Importante destacar que, na maioria dos modelos de IA disponibilizados ao público, à medida que são utilizados e recebem interações, são treinados e aprimorados. Milhões de pessoas contribuem com informações, refinando os modelos para torná-los cada vez mais precisos. No entanto, esse processo não está isento de desafios. A imputação de informações privadas pode levantar questões significativas sobre privacidade e segurança de dados, exigindo uma gestão cuidadosa para proteger a confidencialidade dos usuários. Além disso, o viés de treinamento, frequentemente influenciado por padrões do norte-global, pode perpetuar preconceitos e desigualdades, refletindo uma visão limitada e não universal da realidade.

A Inteligência Artificial (IA) está transformando o cenário legislativo brasileiro, prometendo revolucionar a forma como as leis são criadas e gerenciadas. Recentemente, Porto Alegre testemunhou um marco histórico com a sanção da primeira lei redigida por IA no país. A Lei Complementar Municipal 993/2023, que isenta cidadãos do pagamento de um novo hidrômetro em caso de furto, foi elaborada com a ajuda do ChatGPT, uma ferramenta de IA que produz textos. A iniciativa do vereador Ramiro Rosário (PSDB) foi recebida com unanimidade, sinalizando uma nova era de inovação e eficiência no processo legislativo.

O Projeto de Lei 2338/2023 surge como um esforço para alinhar o Brasil às tendências internacionais, propondo uma regulação de IA baseada em risco e direitos, com classificação dinâmica dos riscos e obrigações regulatórias correspondentes. Este projeto é um passo afirmativo e protetivo, baseando-se em princípios internacionalmente aceitos e outros pertinentes à realidade brasileira, como a proteção dos vulneráveis e a promoção da equidade.

A Estratégia Brasileira de Inteligência Artificial (EBIA), por outro lado, é criticada por sua abordagem genérica e falta de especificação de atores responsáveis pela governança. O documento da Associação Data Privacy Brasil de Pesquisa destaca a importância da supervisão democrática e do controle social, sugerindo aprimoramentos no PL para incluir uma governança multissetorial e participação pública mais ativa.

Os desafios do uso de IA no setor público incluem a necessidade de uma regulação que concilie a gestão de riscos com a proteção de direitos, e a importância de evitar a reprodução de padrões do norte-global sem considerar as particularidades do Brasil.

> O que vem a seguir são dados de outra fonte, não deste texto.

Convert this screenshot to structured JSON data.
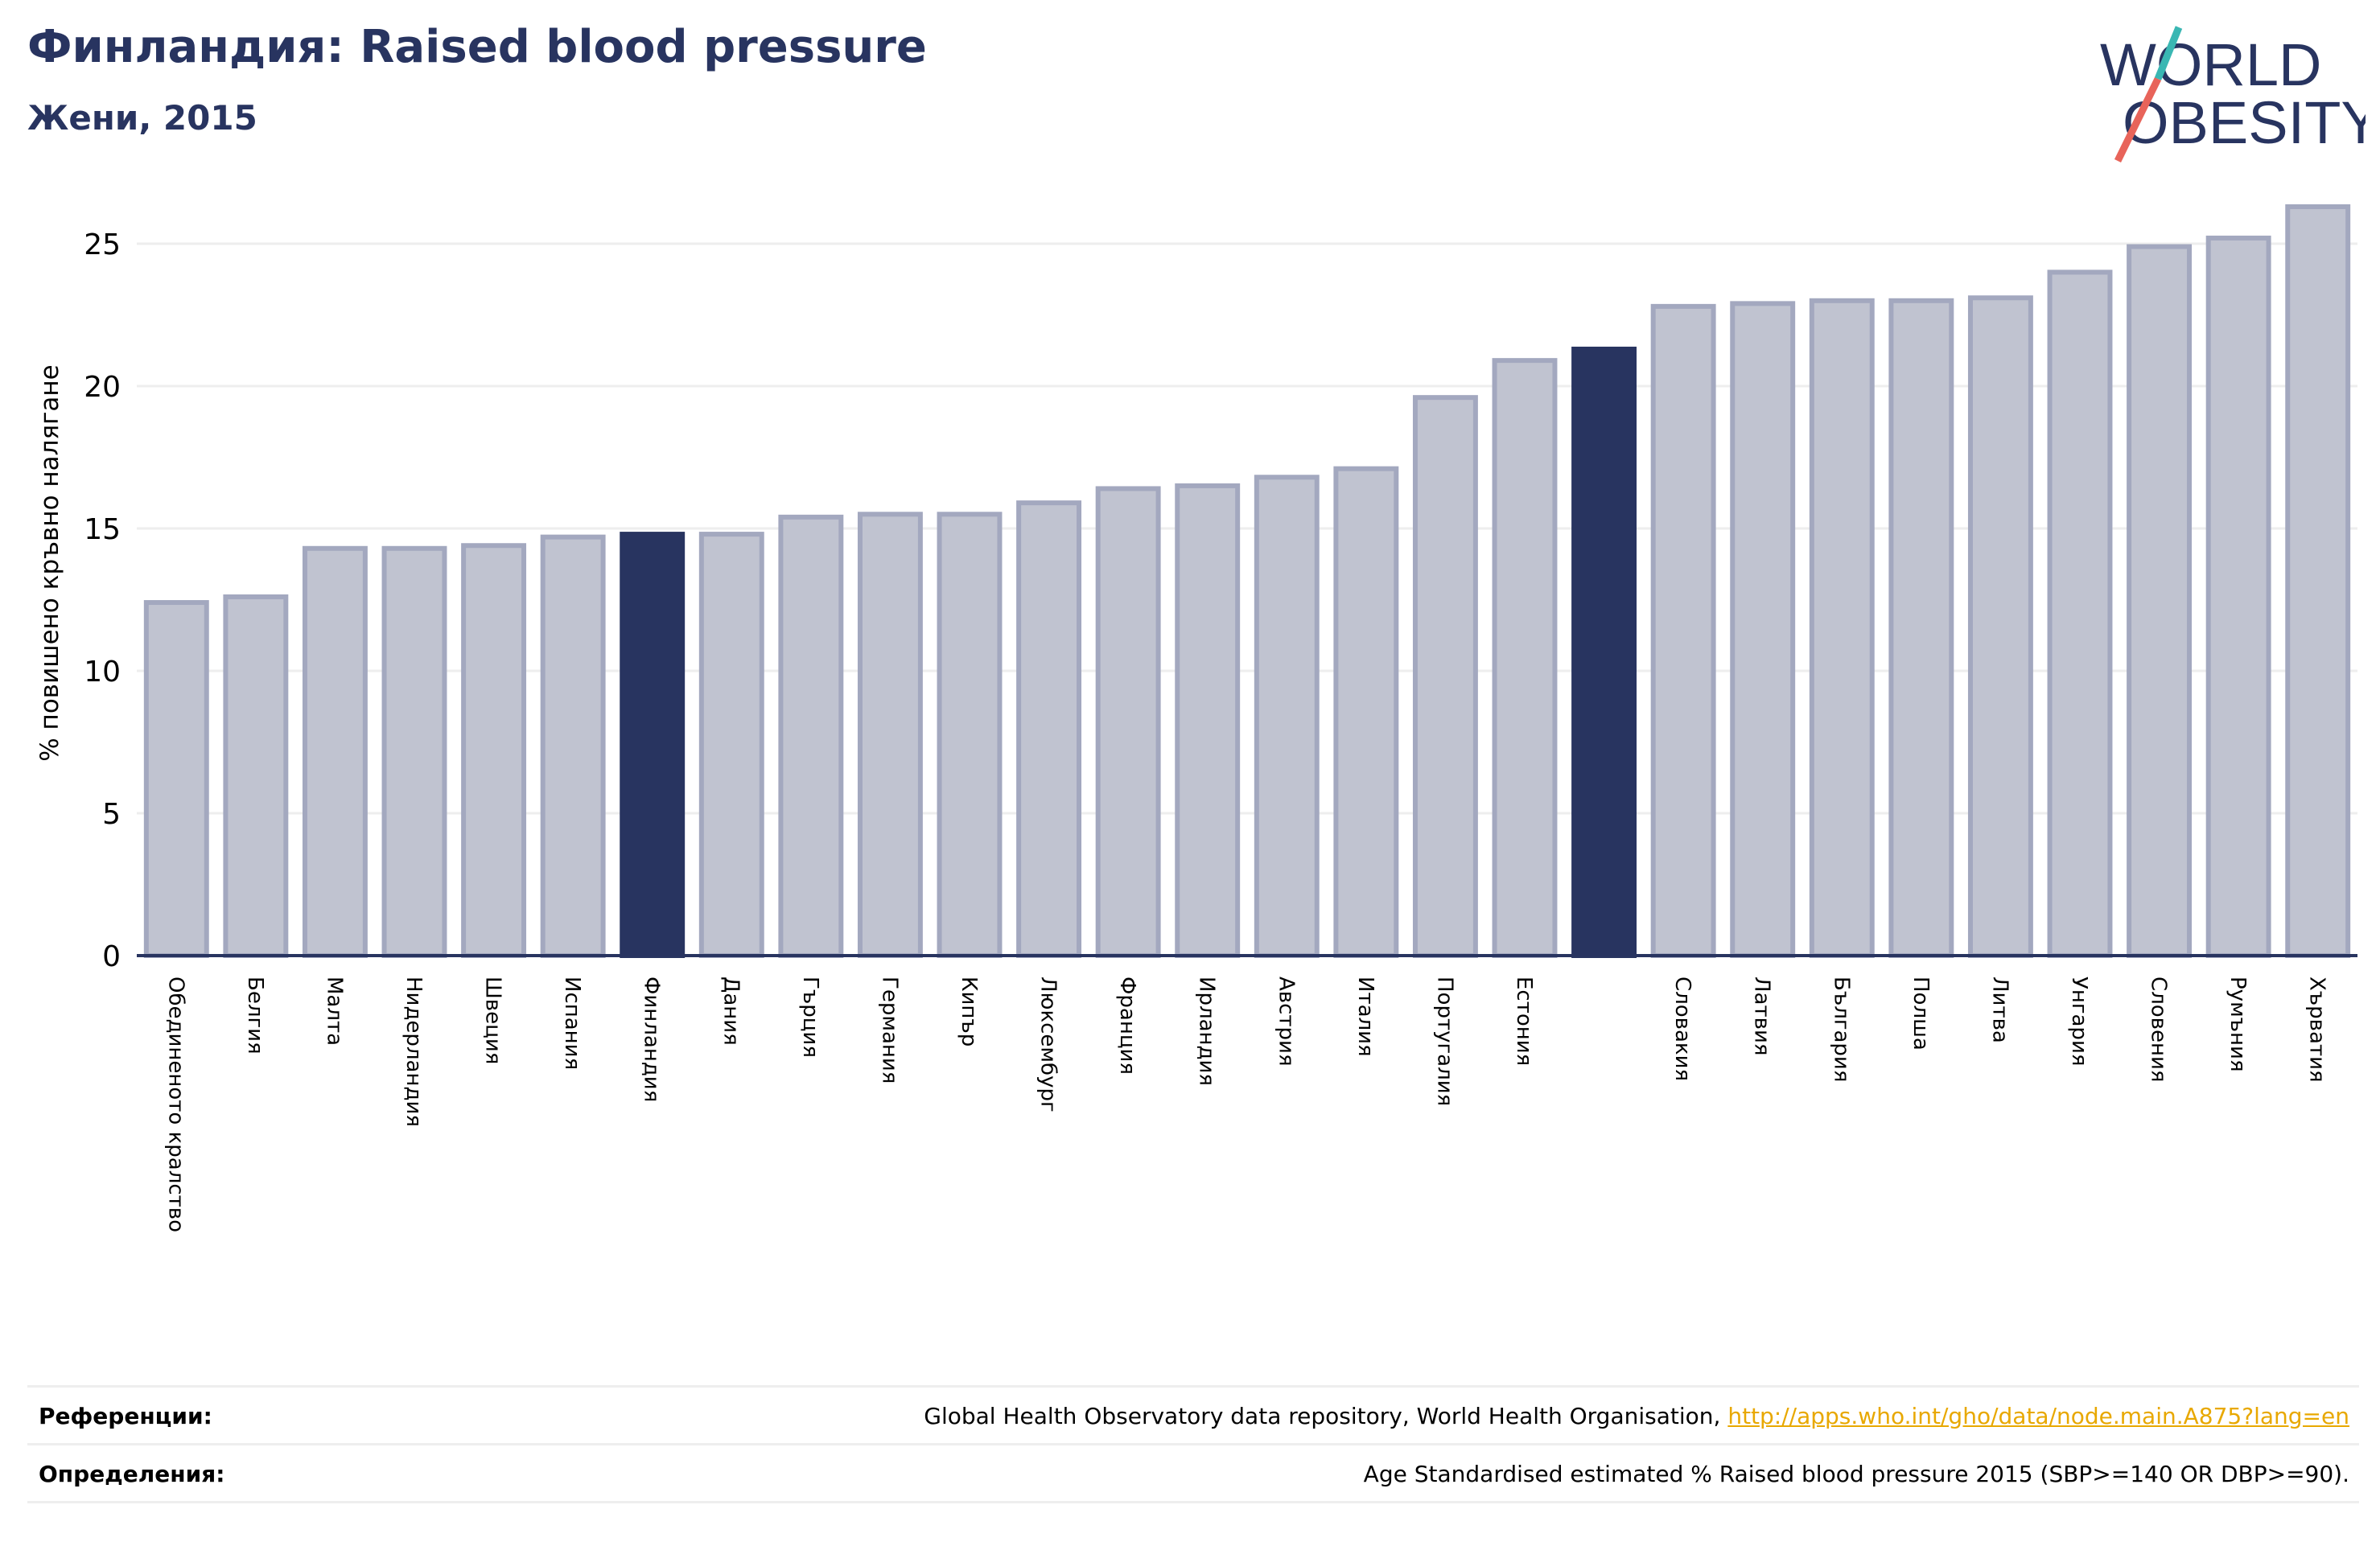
{
  "header": {
    "title": "Финландия: Raised blood pressure",
    "subtitle": "Жени, 2015"
  },
  "logo": {
    "line1": "WORLD",
    "line2": "OBESITY",
    "colors": {
      "text": "#283460",
      "slash_red": "#e8645a",
      "slash_teal": "#3ab7b3"
    }
  },
  "chart_data": {
    "type": "bar",
    "title": "Финландия: Raised blood pressure",
    "subtitle": "Жени, 2015",
    "ylabel": "% повишено кръвно налягане",
    "xlabel": "",
    "ylim": [
      0,
      27
    ],
    "yticks": [
      0,
      5,
      10,
      15,
      20,
      25
    ],
    "grid": true,
    "categories": [
      "Обединеното кралство",
      "Белгия",
      "Малта",
      "Нидерландия",
      "Швеция",
      "Испания",
      "Финландия",
      "Дания",
      "Гърция",
      "Германия",
      "Кипър",
      "Люксембург",
      "Франция",
      "Ирландия",
      "Австрия",
      "Италия",
      "Португалия",
      "Естония",
      "",
      "Словакия",
      "Латвия",
      "България",
      "Полша",
      "Литва",
      "Унгария",
      "Словения",
      "Румъния",
      "Хърватия"
    ],
    "values": [
      12.4,
      12.6,
      14.3,
      14.3,
      14.4,
      14.7,
      14.8,
      14.8,
      15.4,
      15.5,
      15.5,
      15.9,
      16.4,
      16.5,
      16.8,
      17.1,
      19.6,
      20.9,
      21.3,
      22.8,
      22.9,
      23.0,
      23.0,
      23.1,
      24.0,
      24.9,
      25.2,
      26.3
    ],
    "highlight_indices": [
      6,
      18
    ],
    "colors": {
      "bar": "#c0c3d0",
      "bar_edge": "#a3a8bf",
      "highlight": "#283460",
      "grid": "#eeeeee",
      "axis": "#283460"
    }
  },
  "footer": {
    "references_label": "Референции:",
    "references_text": "Global Health Observatory data repository, World Health Organisation, ",
    "references_link": "http://apps.who.int/gho/data/node.main.A875?lang=en",
    "definitions_label": "Определения:",
    "definitions_text": "Age Standardised estimated % Raised blood pressure 2015 (SBP>=140 OR DBP>=90)."
  }
}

A regulação de IAs generativas e a governança de sistemas de IA de propósito geral são áreas que requerem atenção especial, com recomendações para Avaliações de Impacto Algorítmico (AIA) públicas e inclusivas, e uma base de dados pública sobre sistemas de IA de alto risco.

É fundamental destacar a análise de “Inteligência artificial e desigualdades reais”[1] feita por Hannah Maruci do Legis-Ativo, que aborda como a IA pode agravar desigualdades sociais sem uma regulamentação adequada. Este artigo ressalta a importância de uma implementação ética e inclusiva da IA, assegurando que seus benefícios alcancem todos os setores da sociedade brasileira, promovendo um desenvolvimento tecnológico justo.

É necessária uma abordagem regulatória que promova uma inovação responsável e evite um novo tipo de colonialismo associado à extração de dados e recursos naturais. Recomenda-se a publicação das conclusões das avaliações de impacto em uma base de dados pública para promover transparência e controle público, e a inclusão de critérios de avaliação de sistemas de IA que considerem o potencial de reforço às disparidades interseccionais.

O Brasil está no limiar de uma transformação digital no legislativo, impulsionada pela IA. Enquanto celebramos os avanços, devemos também nos preparar para os desafios inerentes à implementação dessa tecnologia de maneira crítica e em diálogo constante com a sociedade e academia. Com políticas claras, investimentos em capacitação e infraestrutura, e um compromisso com a ética e a transparência, a IA pode ser uma poderosa aliada na construção de um legislativo mais eficiente e alinhado com as necessidades da sociedade brasileira.